Assume we notice that stock prices are rising and we can deduce we are in a bubble. Assume we start at $w(0)=0$ worth at time $t=0$ and the value grows linearly with time $(w(t)=t)$. We know that there will be a point where the prices will plummet and we lose everything if we haven't sold by that time $(w(t_f)=-1/2 t_f^2)$.
If the time till the burst of bubble is exponentially distributed with parameter $\lambda$, so $t_f \sim exp[\lambda]$. Assume also that the parameter can be approximated with some accuracy, so we know what $\lambda$ is.

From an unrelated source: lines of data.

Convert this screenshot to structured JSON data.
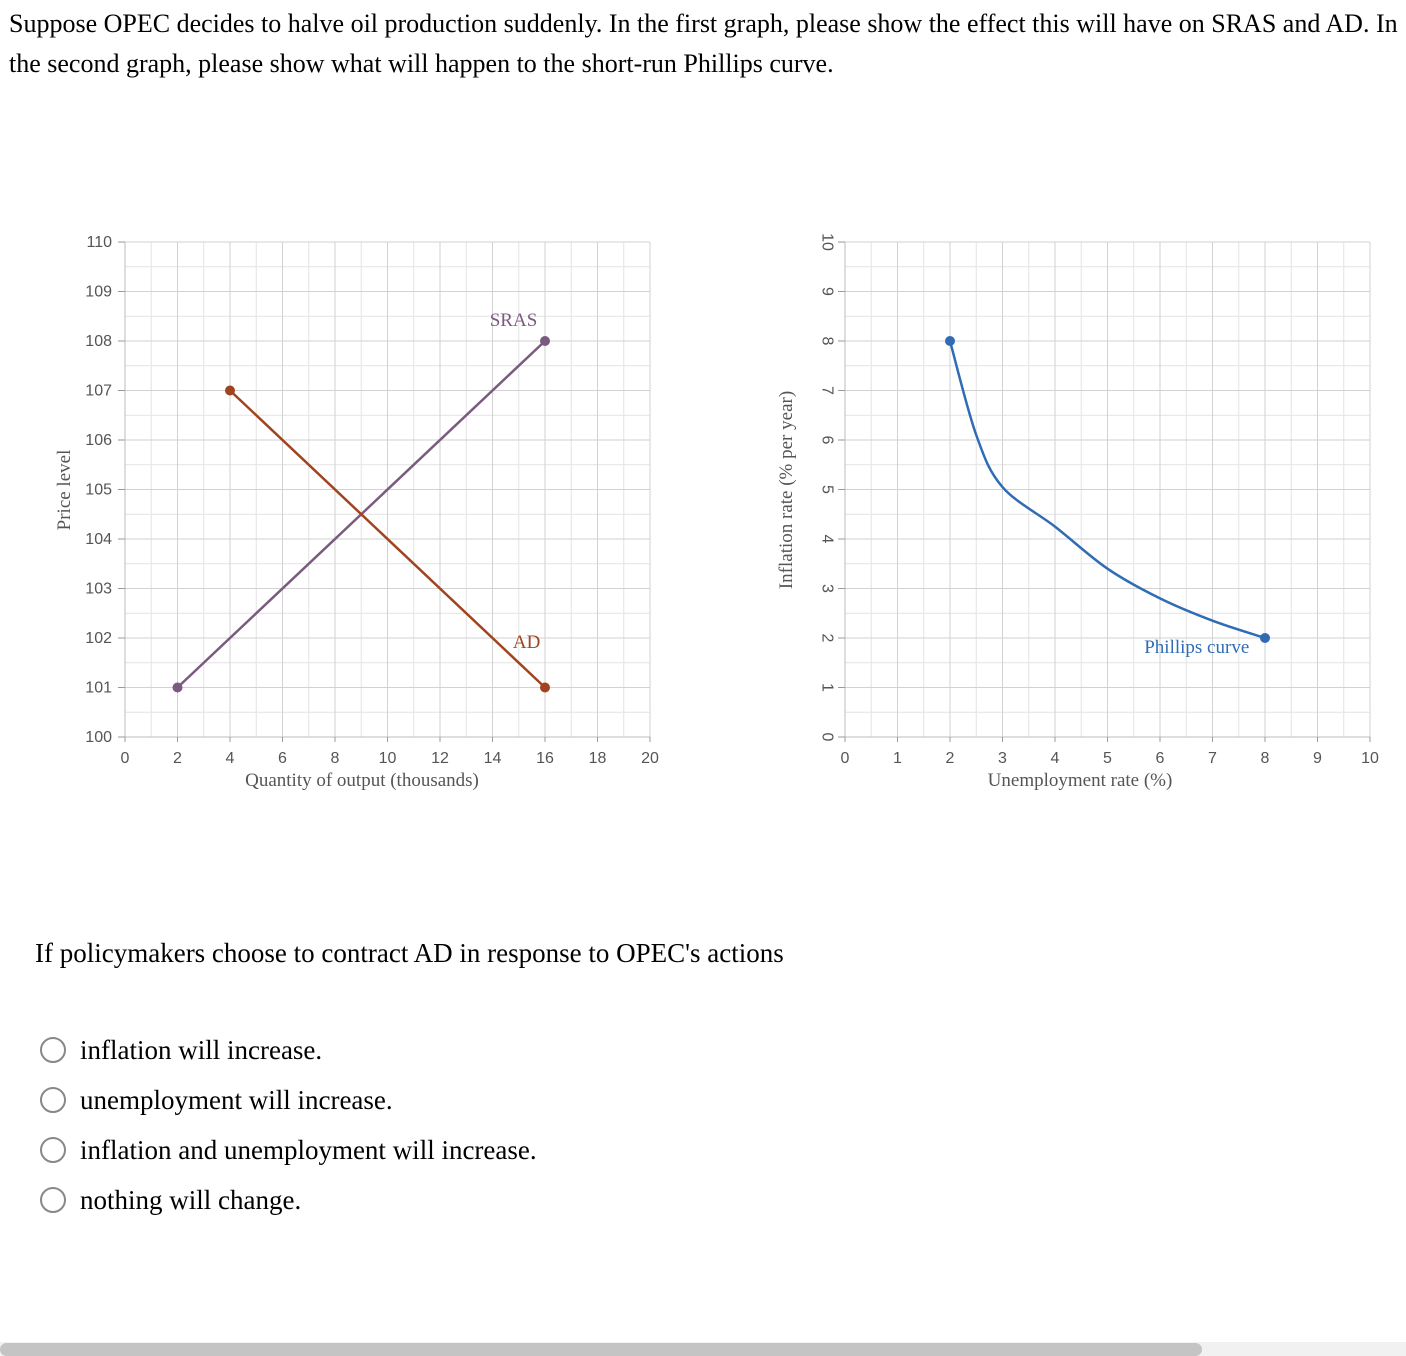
{
  "question": {
    "text": "Suppose OPEC decides to halve oil production suddenly. In the first graph, please show the effect this will have on SRAS and AD. In the second graph, please show what will happen to the short-run Phillips curve."
  },
  "chart_data": [
    {
      "type": "line",
      "xlabel": "Quantity of output (thousands)",
      "ylabel": "Price level",
      "xlim": [
        0,
        20
      ],
      "ylim": [
        100,
        110
      ],
      "x_ticks": [
        0,
        2,
        4,
        6,
        8,
        10,
        12,
        14,
        16,
        18,
        20
      ],
      "y_ticks": [
        100,
        101,
        102,
        103,
        104,
        105,
        106,
        107,
        108,
        109,
        110
      ],
      "grid": true,
      "series": [
        {
          "name": "SRAS",
          "color": "#7b5a80",
          "points": [
            [
              2,
              101
            ],
            [
              16,
              108
            ]
          ],
          "label_at": [
            14.8,
            108.3
          ]
        },
        {
          "name": "AD",
          "color": "#a0441f",
          "points": [
            [
              4,
              107
            ],
            [
              16,
              101
            ]
          ],
          "label_at": [
            15.3,
            101.8
          ]
        }
      ]
    },
    {
      "type": "line",
      "xlabel": "Unemployment rate (%)",
      "ylabel": "Inflation rate (% per year)",
      "xlim": [
        0,
        10
      ],
      "ylim": [
        0,
        10
      ],
      "x_ticks": [
        0,
        1,
        2,
        3,
        4,
        5,
        6,
        7,
        8,
        9,
        10
      ],
      "y_ticks": [
        0,
        1,
        2,
        3,
        4,
        5,
        6,
        7,
        8,
        9,
        10
      ],
      "grid": true,
      "series": [
        {
          "name": "Phillips curve",
          "color": "#2f6cb5",
          "curve": "convex",
          "points": [
            [
              2,
              8
            ],
            [
              2.5,
              6.1
            ],
            [
              3,
              5.05
            ],
            [
              4,
              4.25
            ],
            [
              5,
              3.4
            ],
            [
              6,
              2.8
            ],
            [
              7,
              2.35
            ],
            [
              8,
              2
            ]
          ],
          "endpoints": [
            [
              2,
              8
            ],
            [
              8,
              2
            ]
          ],
          "label_at": [
            6.7,
            1.7
          ]
        }
      ]
    }
  ],
  "prompt": {
    "text": "If policymakers choose to contract AD in response to OPEC's actions"
  },
  "options": [
    "inflation will increase.",
    "unemployment will increase.",
    "inflation and unemployment will increase.",
    "nothing will change."
  ]
}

So the worth function would be something like: $w(t) = \begin{cases} t, & t<t_f \\ -1/2 t^2, & t=t_f \\ 0, & t>t_f \end{cases}$
What would be the optimal time $t_s$ to sell all the money if all we know is that the fall will happen following exponential distribution with parameter $\lambda$? Optimal would mean, I think, that $E(w(t))$ is maximized. I think we would have to compute integral $$\int_0^{t_s}\int_0^{\infty} \lambda e^{- \lambda t_f} w(t) \ dt_f \ dt$$ and find $t_s$ that maximises that.
I don't understand your value for $t = t_f$, but no matter, it won't contribute to the integral. Your double integral is wrong, though. The expected value should be $$ E(w(t_s)) = t_s \int_{t_s}^\infty \lambda e^{-\lambda t}\ dt = t_s e^{-\lambda t_s}$$ and the maximum of this is at $t_s = 1/\lambda$.